The photograph shown at the right depicts cavitational erosion damage to a frosted glass plate by a 40 kHz ultrasonic system equipped with a Sweep Frequency Circuit to minimize the production of standing waves. Note the equidistant lines of damage on the surface of the plate. The damage pattern clearly demonstrates the ultrasonic energy distribution across the surface of the part, and the fact that Sweep Frequency Circuits do little to improve the energy distribution in the cleaning tank. Had a piece of aluminum foil been placed at the same location in the tank as the glass plate depicted, a similar pattern of holes would have developed on the foil. Interestingly, this is the same pattern as is produced in Zenith’s Ultraprobe Ultrasonic Testing Instrument. The lower photo shows the device in use testing a 40kHz ultrasonic cleaner with full sweep.
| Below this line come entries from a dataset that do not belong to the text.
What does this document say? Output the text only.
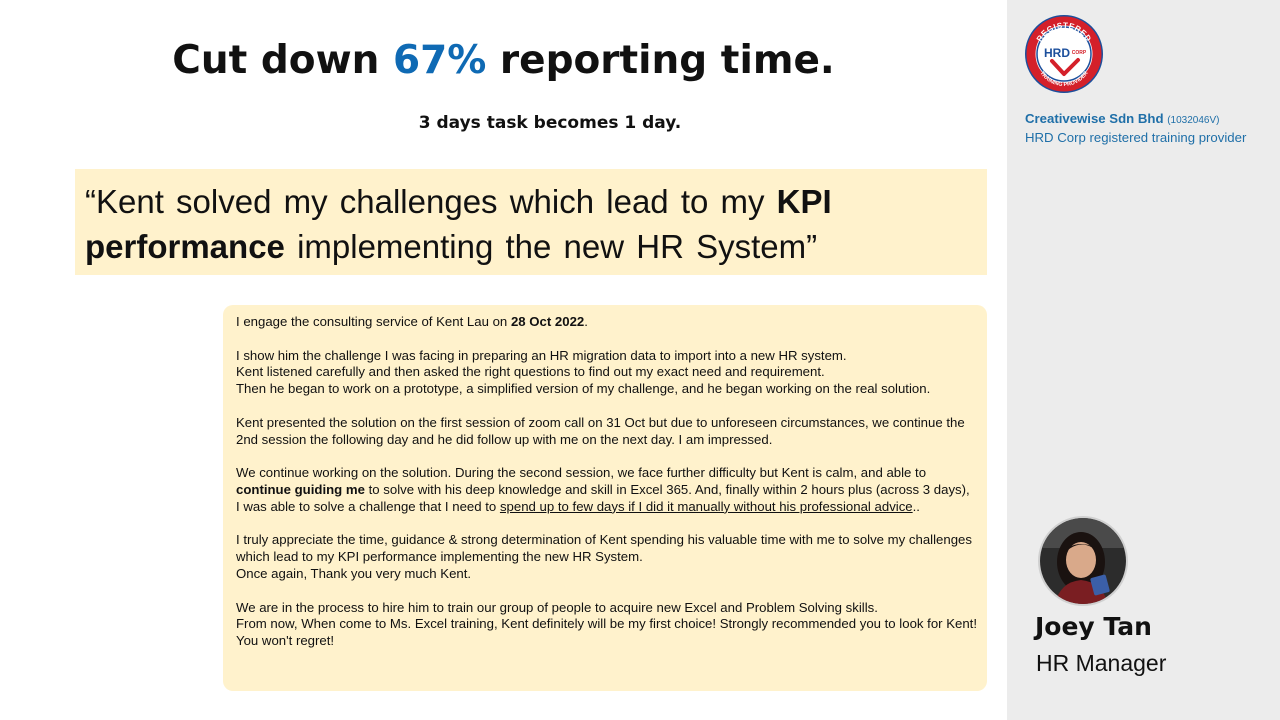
Cut down 67% reporting time.
3 days task becomes 1 day.
“Kent solved my challenges which lead to my KPI performance implementing the new HR System”

I engage the consulting service of Kent Lau on 28 Oct 2022.

I show him the challenge I was facing in preparing an HR migration data to import into a new HR system.
Kent listened carefully and then asked the right questions to find out my exact need and requirement.
Then he began to work on a prototype, a simplified version of my challenge, and he began working on the real solution.

Kent presented the solution on the first session of zoom call on 31 Oct but due to unforeseen circumstances, we continue the 2nd session the following day and he did follow up with me on the next day. I am impressed.

We continue working on the solution. During the second session, we face further difficulty but Kent is calm, and able to continue guiding me to solve with his deep knowledge and skill in Excel 365. And, finally within 2 hours plus (across 3 days), I was able to solve a challenge that I need to spend up to few days if I did it manually without his professional advice..

I truly appreciate the time, guidance & strong determination of Kent spending his valuable time with me to solve my challenges which lead to my KPI performance implementing the new HR System.
Once again, Thank you very much Kent.

We are in the process to hire him to train our group of people to acquire new Excel and Problem Solving skills.
From now, When come to Ms. Excel training, Kent definitely will be my first choice! Strongly recommended you to look for Kent! You won't regret!

REGISTERED
TRAINING PROVIDER
HRD CORP
Creativewise Sdn Bhd (1032046V)
HRD Corp registered training provider
Joey Tan
HR Manager
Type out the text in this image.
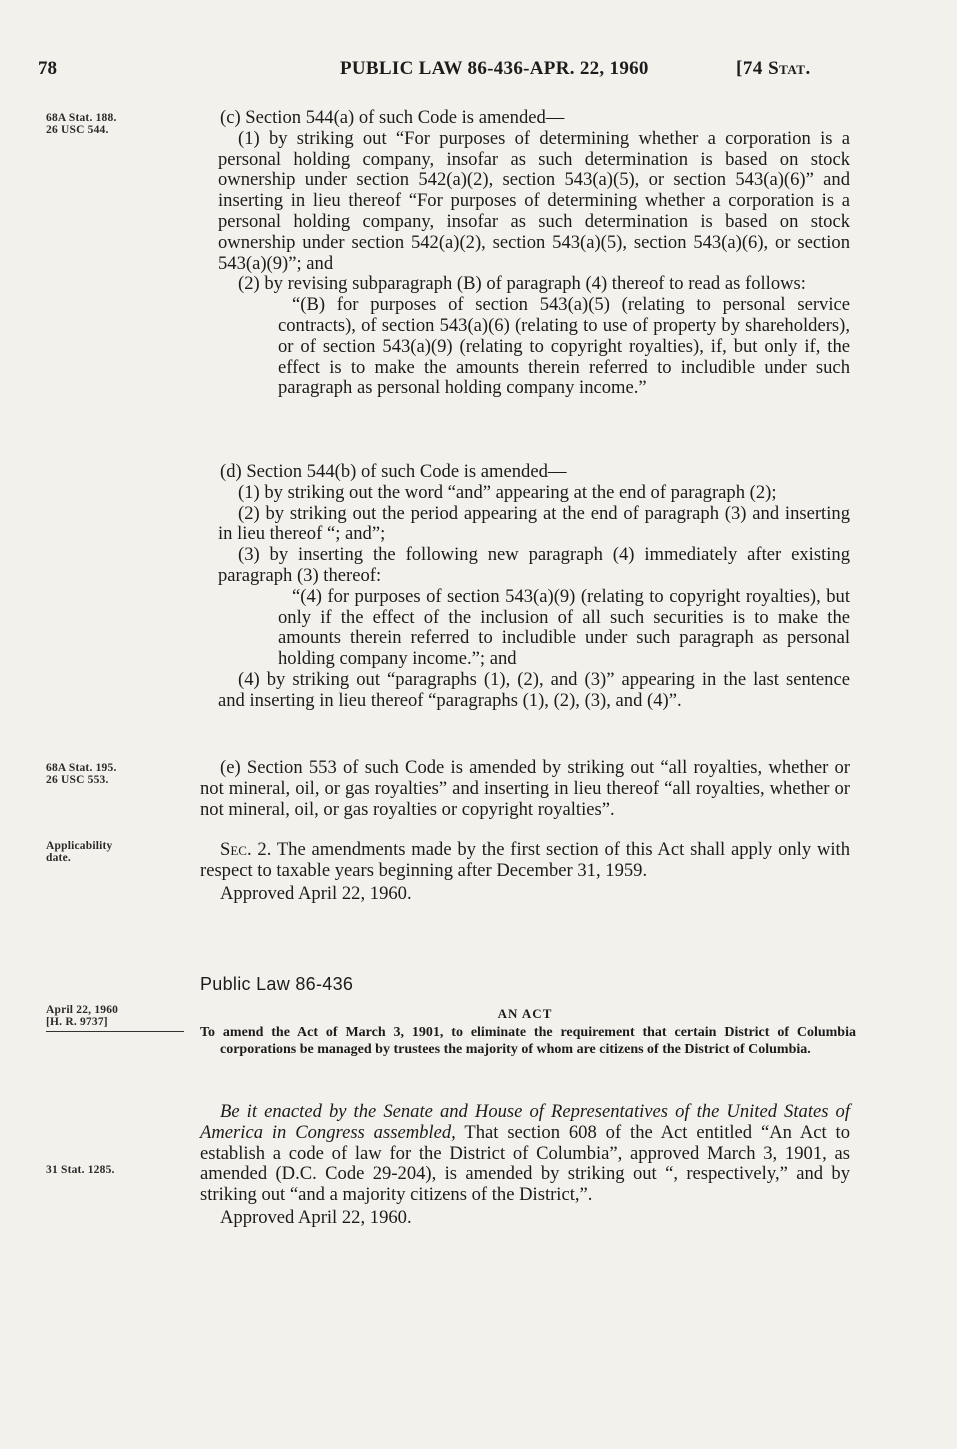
78	PUBLIC LAW 86-436-APR. 22, 1960	[74 Stat.
68A Stat. 188.
26 USC 544.
68A Stat. 195.
26 USC 553.
Applicability
date.
April 22, 1960
[H. R. 9737]
31 Stat. 1285.

(c) Section 544(a) of such Code is amended—

(1) by striking out “For purposes of determining whether a corporation is a personal holding company, insofar as such determination is based on stock ownership under section 542(a)(2), section 543(a)(5), or section 543(a)(6)” and inserting in lieu thereof “For purposes of determining whether a corporation is a personal holding company, insofar as such determination is based on stock ownership under section 542(a)(2), section 543(a)(5), section 543(a)(6), or section 543(a)(9)”; and

(2) by revising subparagraph (B) of paragraph (4) thereof to read as follows:

“(B) for purposes of section 543(a)(5) (relating to personal service contracts), of section 543(a)(6) (relating to use of property by shareholders), or of section 543(a)(9) (relating to copyright royalties), if, but only if, the effect is to make the amounts therein referred to includible under such paragraph as personal holding company income.”

(d) Section 544(b) of such Code is amended—

(1) by striking out the word “and” appearing at the end of paragraph (2);

(2) by striking out the period appearing at the end of paragraph (3) and inserting in lieu thereof “; and”;

(3) by inserting the following new paragraph (4) immediately after existing paragraph (3) thereof:

“(4) for purposes of section 543(a)(9) (relating to copyright royalties), but only if the effect of the inclusion of all such securities is to make the amounts therein referred to includible under such paragraph as personal holding company income.”; and

(4) by striking out “paragraphs (1), (2), and (3)” appearing in the last sentence and inserting in lieu thereof “paragraphs (1), (2), (3), and (4)”.

(e) Section 553 of such Code is amended by striking out “all royalties, whether or not mineral, oil, or gas royalties” and inserting in lieu thereof “all royalties, whether or not mineral, oil, or gas royalties or copyright royalties”.

Sec. 2. The amendments made by the first section of this Act shall apply only with respect to taxable years beginning after December 31, 1959.

Approved April 22, 1960.

Public Law 86-436
AN ACT

To amend the Act of March 3, 1901, to eliminate the requirement that certain District of Columbia corporations be managed by trustees the majority of whom are citizens of the District of Columbia.

Be it enacted by the Senate and House of Representatives of the United States of America in Congress assembled, That section 608 of the Act entitled “An Act to establish a code of law for the District of Columbia”, approved March 3, 1901, as amended (D.C. Code 29-204), is amended by striking out “, respectively,” and by striking out “and a majority citizens of the District,”.

Approved April 22, 1960.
Can you see the similarity in the pattern on the glass and in this instrument?

In some cases, damage is not produced by the scrubbing action, but rather by vibrational resonance. Very thin glass, semi-conductor components, and other similar sensitive components are subject to this kind of damage. Items being ultra-sonically cleaned may fracture during the cleaning process. in these cases, parts should be test cleaned in various ultrasonic frequencies to determine which operational frequency can remove the contaminant in question, while simultaneously preventing to the component.

If items being cleaned already possess defects or cracks in the material, ultrasonic cleaning systems will tend to attack these areas aggressively. For example, ultrasonic cleaners are not recommended for cleaning emeralds, since these stones have natural veins in the material which are subject to vibrational separation. The same would apply to plates with cracks in them, or any other material with similar characteristics. In fact, ultrasonic cavitation will find leaks in tanks which do not leak when the ultrasonic system is not activated.

One major benefit of our CROSSFIRE Multiple Frequency Ultrasonic System is its reduction in cavitational damage potential, without sacrificing cleaning speed for most applications. Customers in the aerospace industry have tested the 40kHz/80kHz CROSSFIRE system against competitive 40kHz ultrasonic systems, and have found them to clean 4 times faster, and 16x less damaging to sensitive components. This system represents today’s Best Available Technology for ultrasonic cleaners.

Ultrasonic Damage:

• Occurs when Items Being Cleaned are Sensitive to Cavitational Erosion.
• Occurs when Items Being Cleaned are Sensitive to Vibrational Resonance Damage.
• Is Not Prevented by the Inclusion of Sweep Frequency Circuits
• Can Be Reduced by Increasing Ultrasonic Frequency
• Can Be Reduced with the Inclusion of CROSSFIRE Multi-frequency Ultrasonics.